TEKNOLOJİ MEDENİYETLERİN, SANATIN VE BİLİMİN ANASIDIR

Bilgi Teknolojileri ve İletişim Kurumu Başkanı Dr. Ömer Fatih Sayan, Turkcell tarafından düzenlenen Teknoloji Zirvesi’nde konuştu. Sayan, dünyayı baş döndürücü bir hızla kuşatan teknolojinin önemine değinerek, zararlı yönlerinin nasıl bertaraf edilmesi gerektiği hakkında da açıklamalarda bulundu.

Turkcell’in 9.’sunu düzenlediği Teknoloji Zirvesi İstanbul’da Haliç Kongre Merkezi’nde yapıldı. Bu yıl “Türkiye.Bugün.Şimdi” sloganıyla düzenlenen zirveye, Ulaştırma, Denizcilik ve Haberleşme Bakanı Ahmet Arslan, Bilim, Sanayi ve Teknoloji Bakanı Faruk Özlü, Bilgi Teknolojileri ve İletişim Kurumu Başkanı Dr. Ömer Fatih Sayan ile Turkcell Genel Müdürü Kaan Terzioğlu gibi isimlerin yanı sıra yapay zeka konusunda dünyanın öncü isimlerinden Profesör Stuart J. Russell, GSM Operatör Birliği (GSMA) Genel Direktörü Mats Granryd, IBM Watson ve Bulut Platformu Portföyü’nden Sorumlu Başkan Yardımcısı Rob High ile TBWA Global Kreatif ve İçerik Direktörü Theodor Arhio da katıldı.

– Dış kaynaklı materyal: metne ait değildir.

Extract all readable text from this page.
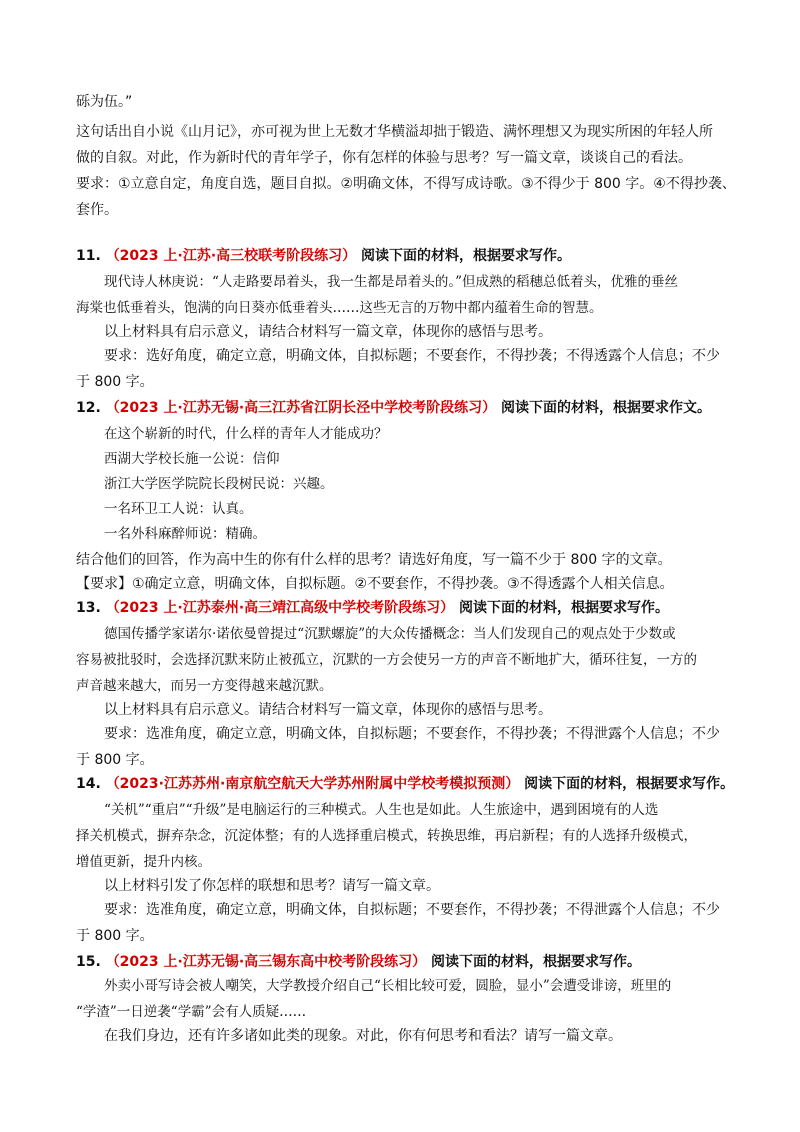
砾为伍。”
这句话出自小说《山月记》，亦可视为世上无数才华横溢却拙于锻造、满怀理想又为现实所困的年轻人所
做的自叙。对此，作为新时代的青年学子，你有怎样的体验与思考？写一篇文章，谈谈自己的看法。
要求：①立意自定，角度自选，题目自拟。②明确文体，不得写成诗歌。③不得少于 800 字。④不得抄袭、
套作。
11. （2023 上·江苏·高三校联考阶段练习） 阅读下面的材料，根据要求写作。
现代诗人林庚说：“人走路要昂着头，我一生都是昂着头的。”但成熟的稻穗总低着头，优雅的垂丝
海棠也低垂着头，饱满的向日葵亦低垂着头……这些无言的万物中都内蕴着生命的智慧。
以上材料具有启示意义，请结合材料写一篇文章，体现你的感悟与思考。
要求：选好角度，确定立意，明确文体，自拟标题；不要套作，不得抄袭；不得透露个人信息；不少
于 800 字。
12. （2023 上·江苏无锡·高三江苏省江阴长泾中学校考阶段练习） 阅读下面的材料，根据要求作文。
在这个崭新的时代，什么样的青年人才能成功？
西湖大学校长施一公说：信仰
浙江大学医学院院长段树民说：兴趣。
一名环卫工人说：认真。
一名外科麻醉师说：精确。
结合他们的回答，作为高中生的你有什么样的思考？请选好角度，写一篇不少于 800 字的文章。
【要求】①确定立意，明确文体，自拟标题。②不要套作，不得抄袭。③不得透露个人相关信息。
13. （2023 上·江苏泰州·高三靖江高级中学校考阶段练习） 阅读下面的材料，根据要求写作。
德国传播学家诺尔·诺依曼曾提过“沉默螺旋”的大众传播概念：当人们发现自己的观点处于少数或
容易被批驳时，会选择沉默来防止被孤立，沉默的一方会使另一方的声音不断地扩大，循环往复，一方的
声音越来越大，而另一方变得越来越沉默。
以上材料具有启示意义。请结合材料写一篇文章，体现你的感悟与思考。
要求：选准角度，确定立意，明确文体，自拟标题；不要套作，不得抄袭；不得泄露个人信息；不少
于 800 字。
14. （2023·江苏苏州·南京航空航天大学苏州附属中学校考模拟预测） 阅读下面的材料，根据要求写作。
“关机”“重启”“升级”是电脑运行的三种模式。人生也是如此。人生旅途中，遇到困境有的人选
择关机模式，摒弃杂念，沉淀体整；有的人选择重启模式，转换思维，再启新程；有的人选择升级模式，
增值更新，提升内核。
以上材料引发了你怎样的联想和思考？请写一篇文章。
要求：选准角度，确定立意，明确文体，自拟标题；不要套作，不得抄袭；不得泄露个人信息；不少
于 800 字。
15. （2023 上·江苏无锡·高三锡东高中校考阶段练习） 阅读下面的材料，根据要求写作。
外卖小哥写诗会被人嘲笑，大学教授介绍自己“长相比较可爱，圆脸，显小”会遭受诽谤，班里的
“学渣”一日逆袭“学霸”会有人质疑……
在我们身边，还有许多诸如此类的现象。对此，你有何思考和看法？请写一篇文章。
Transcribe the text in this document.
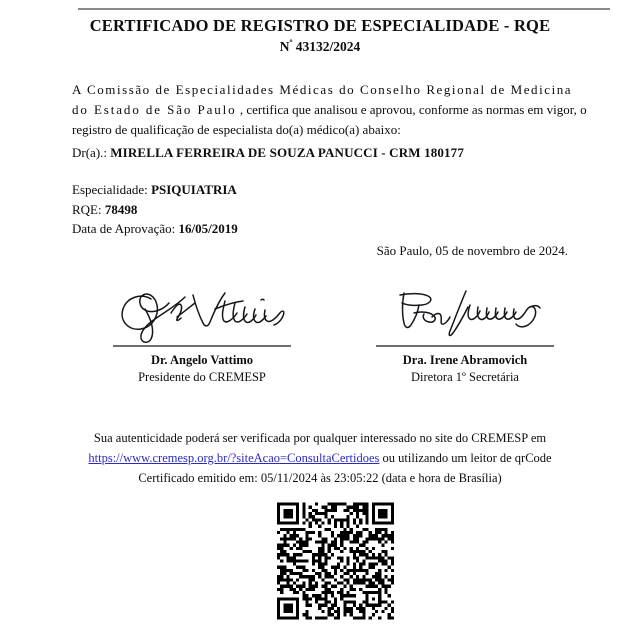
CERTIFICADO DE REGISTRO DE ESPECIALIDADE - RQE
$N^º$ 43132/2024
A Comissão de Especialidades Médicas do Conselho Regional de Medicina
do Estado de São Paulo , certifica que analisou e aprovou, conforme as normas em vigor, o
registro de qualificação de especialista do(a) médico(a) abaixo:
Dr(a).: MIRELLA FERREIRA DE SOUZA PANUCCI - CRM 180177
Especialidade: PSIQUIATRIA
RQE: 78498
Data de Aprovação: 16/05/2019
São Paulo, 05 de novembro de 2024.
Dr. Angelo Vattimo
Presidente do CREMESP
Dra. Irene Abramovich
Diretora 1º Secretária
Sua autenticidade poderá ser verificada por qualquer interessado no site do CREMESP em
https://www.cremesp.org.br/?siteAcao=ConsultaCertidoes ou utilizando um leitor de qrCode
Certificado emitido em: 05/11/2024 às 23:05:22 (data e hora de Brasília)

Açılış konuşmasını yapan Bilgi Teknolojileri ve İletişim Kurumu Başkanı Dr. Ömer Fatih Sayan, insanlığın tarihi boyunca teknoloji ile hayatı kolaylaştırma yollarını aradığını söyledi. İletişim teknolojileri, bilgisayarlar ve sensörlerin tüm dünyayı baş döndürücü bir hızla kuşatmaya başladığını vurgulayan Sayan, “Teknoloji Allah’ın bize bir armağanıdır. Hayat nimetinden sonra belki de bize verilen en büyük lütufların biri teknolojidir. Teknoloji medeniyetlerin, sanatın ve bilimin anasıdır” sözleriyle teknolojinin öneminden bahsetti.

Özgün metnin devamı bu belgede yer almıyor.